Riots in Egypt: Where is the liberal option?

(By Dennis Mitzner)
Hillary Clinton recently encouraged the Egyptian president Hosni Mubarak to push for reforms. She did not explicitly support the rioting masses, but instead took the middle way in an attempt to accommodate both sides.
In the light of history, this was the only sensible thing to do as the real motives of the protesters are unclear.  
A Facebook group in support of the rioting masses declares its opposition to corruption, injustice, unemployment and torture. These are important issues, but do not reveal the political nature of the rioters.
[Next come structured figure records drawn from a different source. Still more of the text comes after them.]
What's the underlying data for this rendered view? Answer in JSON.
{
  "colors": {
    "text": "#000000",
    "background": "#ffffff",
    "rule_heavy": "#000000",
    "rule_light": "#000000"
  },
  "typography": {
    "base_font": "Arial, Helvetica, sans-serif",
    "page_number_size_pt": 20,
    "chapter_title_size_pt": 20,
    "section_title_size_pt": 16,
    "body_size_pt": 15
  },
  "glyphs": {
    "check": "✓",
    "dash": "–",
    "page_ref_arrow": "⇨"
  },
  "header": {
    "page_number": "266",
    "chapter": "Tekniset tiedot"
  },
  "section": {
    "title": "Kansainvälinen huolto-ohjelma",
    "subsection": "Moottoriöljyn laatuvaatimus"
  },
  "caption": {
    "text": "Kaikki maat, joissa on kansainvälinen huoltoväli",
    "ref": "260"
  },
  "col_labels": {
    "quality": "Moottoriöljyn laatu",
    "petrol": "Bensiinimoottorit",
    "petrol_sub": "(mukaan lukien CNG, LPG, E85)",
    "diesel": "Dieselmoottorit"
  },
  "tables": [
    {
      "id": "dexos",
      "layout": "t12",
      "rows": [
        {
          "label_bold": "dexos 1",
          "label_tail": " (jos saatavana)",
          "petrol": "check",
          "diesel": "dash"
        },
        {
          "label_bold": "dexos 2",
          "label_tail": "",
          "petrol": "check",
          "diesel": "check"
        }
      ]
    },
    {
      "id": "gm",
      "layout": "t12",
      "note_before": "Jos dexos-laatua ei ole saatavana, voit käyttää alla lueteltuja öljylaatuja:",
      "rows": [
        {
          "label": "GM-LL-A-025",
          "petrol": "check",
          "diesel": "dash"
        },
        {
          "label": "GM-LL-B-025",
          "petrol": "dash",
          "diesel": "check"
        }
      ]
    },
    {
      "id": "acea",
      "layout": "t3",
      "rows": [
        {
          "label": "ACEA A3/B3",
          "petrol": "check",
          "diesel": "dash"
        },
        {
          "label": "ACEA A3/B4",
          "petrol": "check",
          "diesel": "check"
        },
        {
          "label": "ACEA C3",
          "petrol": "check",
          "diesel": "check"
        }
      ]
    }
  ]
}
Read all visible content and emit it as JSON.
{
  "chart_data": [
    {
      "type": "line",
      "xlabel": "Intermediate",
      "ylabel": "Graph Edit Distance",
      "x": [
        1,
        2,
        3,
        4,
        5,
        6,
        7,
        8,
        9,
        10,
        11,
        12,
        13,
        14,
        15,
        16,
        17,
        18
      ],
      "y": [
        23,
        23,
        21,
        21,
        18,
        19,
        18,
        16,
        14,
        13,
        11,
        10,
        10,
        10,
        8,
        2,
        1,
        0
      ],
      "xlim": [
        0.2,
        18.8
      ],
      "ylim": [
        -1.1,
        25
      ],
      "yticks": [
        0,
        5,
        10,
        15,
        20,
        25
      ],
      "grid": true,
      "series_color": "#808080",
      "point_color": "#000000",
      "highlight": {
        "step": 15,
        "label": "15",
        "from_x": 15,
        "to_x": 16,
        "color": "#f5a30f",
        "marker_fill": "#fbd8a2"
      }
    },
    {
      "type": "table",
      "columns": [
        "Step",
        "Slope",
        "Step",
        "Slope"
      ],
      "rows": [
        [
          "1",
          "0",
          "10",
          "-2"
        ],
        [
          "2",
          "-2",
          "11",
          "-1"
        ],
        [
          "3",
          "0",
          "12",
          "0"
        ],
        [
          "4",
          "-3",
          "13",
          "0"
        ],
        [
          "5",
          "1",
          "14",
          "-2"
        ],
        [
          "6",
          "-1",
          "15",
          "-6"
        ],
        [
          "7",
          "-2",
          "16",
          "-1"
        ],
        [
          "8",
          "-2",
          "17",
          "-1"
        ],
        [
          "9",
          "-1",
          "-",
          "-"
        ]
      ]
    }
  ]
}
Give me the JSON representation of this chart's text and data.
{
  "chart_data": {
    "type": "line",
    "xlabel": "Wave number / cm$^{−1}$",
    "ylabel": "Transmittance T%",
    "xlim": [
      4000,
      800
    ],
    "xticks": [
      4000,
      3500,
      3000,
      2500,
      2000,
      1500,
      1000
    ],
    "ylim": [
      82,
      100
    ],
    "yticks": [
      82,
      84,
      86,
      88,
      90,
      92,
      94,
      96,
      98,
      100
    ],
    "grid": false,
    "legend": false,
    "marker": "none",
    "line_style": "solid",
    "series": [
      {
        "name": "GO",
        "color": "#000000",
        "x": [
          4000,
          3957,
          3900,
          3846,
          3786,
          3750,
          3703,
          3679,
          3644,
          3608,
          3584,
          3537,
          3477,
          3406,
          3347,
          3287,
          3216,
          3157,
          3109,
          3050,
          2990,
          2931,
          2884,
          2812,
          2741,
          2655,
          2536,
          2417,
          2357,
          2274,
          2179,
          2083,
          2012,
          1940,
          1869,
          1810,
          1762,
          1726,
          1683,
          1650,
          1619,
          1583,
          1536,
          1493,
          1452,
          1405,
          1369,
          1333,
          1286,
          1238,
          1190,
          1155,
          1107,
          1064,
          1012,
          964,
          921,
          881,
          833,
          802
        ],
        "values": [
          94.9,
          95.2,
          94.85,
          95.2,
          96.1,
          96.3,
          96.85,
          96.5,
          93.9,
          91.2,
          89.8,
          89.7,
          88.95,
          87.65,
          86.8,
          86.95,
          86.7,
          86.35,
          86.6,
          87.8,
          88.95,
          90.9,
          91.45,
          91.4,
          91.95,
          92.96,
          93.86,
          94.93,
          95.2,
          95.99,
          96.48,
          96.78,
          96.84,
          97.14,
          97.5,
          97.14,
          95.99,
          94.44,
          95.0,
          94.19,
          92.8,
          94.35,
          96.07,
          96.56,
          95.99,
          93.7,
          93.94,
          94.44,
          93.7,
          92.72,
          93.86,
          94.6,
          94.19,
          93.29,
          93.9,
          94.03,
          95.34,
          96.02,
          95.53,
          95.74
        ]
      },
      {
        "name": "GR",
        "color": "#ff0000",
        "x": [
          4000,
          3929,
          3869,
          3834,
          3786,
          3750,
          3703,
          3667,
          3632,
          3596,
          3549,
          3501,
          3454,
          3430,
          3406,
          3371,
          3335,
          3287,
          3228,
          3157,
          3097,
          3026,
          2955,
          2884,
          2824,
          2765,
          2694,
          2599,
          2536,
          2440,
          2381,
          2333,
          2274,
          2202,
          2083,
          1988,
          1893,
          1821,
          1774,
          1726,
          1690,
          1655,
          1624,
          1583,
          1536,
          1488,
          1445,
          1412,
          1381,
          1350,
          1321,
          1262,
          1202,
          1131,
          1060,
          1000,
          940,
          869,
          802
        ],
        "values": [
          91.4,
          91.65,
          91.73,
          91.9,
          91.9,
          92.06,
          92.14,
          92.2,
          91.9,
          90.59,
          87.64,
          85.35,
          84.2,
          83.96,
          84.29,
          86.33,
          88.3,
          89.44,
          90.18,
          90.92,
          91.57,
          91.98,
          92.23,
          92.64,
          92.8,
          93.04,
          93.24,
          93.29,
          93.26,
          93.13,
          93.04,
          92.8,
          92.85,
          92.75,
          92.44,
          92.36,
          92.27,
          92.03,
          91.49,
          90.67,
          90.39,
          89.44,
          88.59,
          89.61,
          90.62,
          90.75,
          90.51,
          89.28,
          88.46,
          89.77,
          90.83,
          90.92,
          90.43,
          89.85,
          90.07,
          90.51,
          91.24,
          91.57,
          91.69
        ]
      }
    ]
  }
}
Western observers who are willing to throw their enthusiastic support behind the rioters should think twice.
Anyone even remotely familiar with the ideas espoused by the Muslim Brotherhood, its founder Hassan al-Banna and its most influential thinker, Sayed Qutb, should take note that opposition to corruption, injustice, unemployment and torture are common rhetorical devices for Islamists who oppose secular autocrats.
Removing an illiberal ruler might not lead to a liberal outcome. Many Western commentators can’t resist to draw parallels between the current upheaval in the Arab world and the past liberal mass movements of Eastern Europe. But where are the Natan Sharanskys of the Arab world?
There is no talk of separation of religion and state, gender equality or individual freedom. We only hear value-free notions against Hosni Mubarak’s regime. The question is: what are the rioters for? What alternative to the present order do they offer?
Muslim Brotherhood is by far the most popular political movement in Egypt. The organization has a controversial history, founded in 1928 in Egypt by Hassan al-Banna, it is the world’s oldest, largest and most influential Islamic political group, which early in its history became associated with jihad.
In the aftermath of the peace treaty between Israel and Egypt in 1979, Muslim Brotherhood declared President Anwar Sadat, the architect of peace, as the enemy.
The Egyptian opposition leader Mohammed ElBaradei was embraced by the Muslim Brotherhood already in June of 2010. He has now taken the centre stage as the voice of the rioters.
Muslim Brotherhood’s support for ElBaradei is indicative of two possible outcomes: Either the movement sees him as the Islamic alternative to Mubarak’s autocratic secularism or it wants to use his perceived legitimacy and moderate demeanor to grab power. In either case, the MB comes out on top.
According to a poll conducted in 2010 three-quarters of Egyptian Muslims would like to see Islam play a large role in politics. Moreover, when asked whether the respondents identify with the modernizers or the fundamentalists, 59 per cent of Egyptians identified with the latter.
In the light of the recent upheaval, one should keep in mind that the modern Arab world – except for Lebanon – has only seen two types of government, Islamist or autocratic. Both are totalitarian in nature and equally distant from the ideas of liberalism.
It would be arrogant to claim that Arab countries cannot become liberal and democratic, but to claim otherwise, one would have to turn a blind eye to history.
Dennis Mitzner is a writer living in Tel Aviv.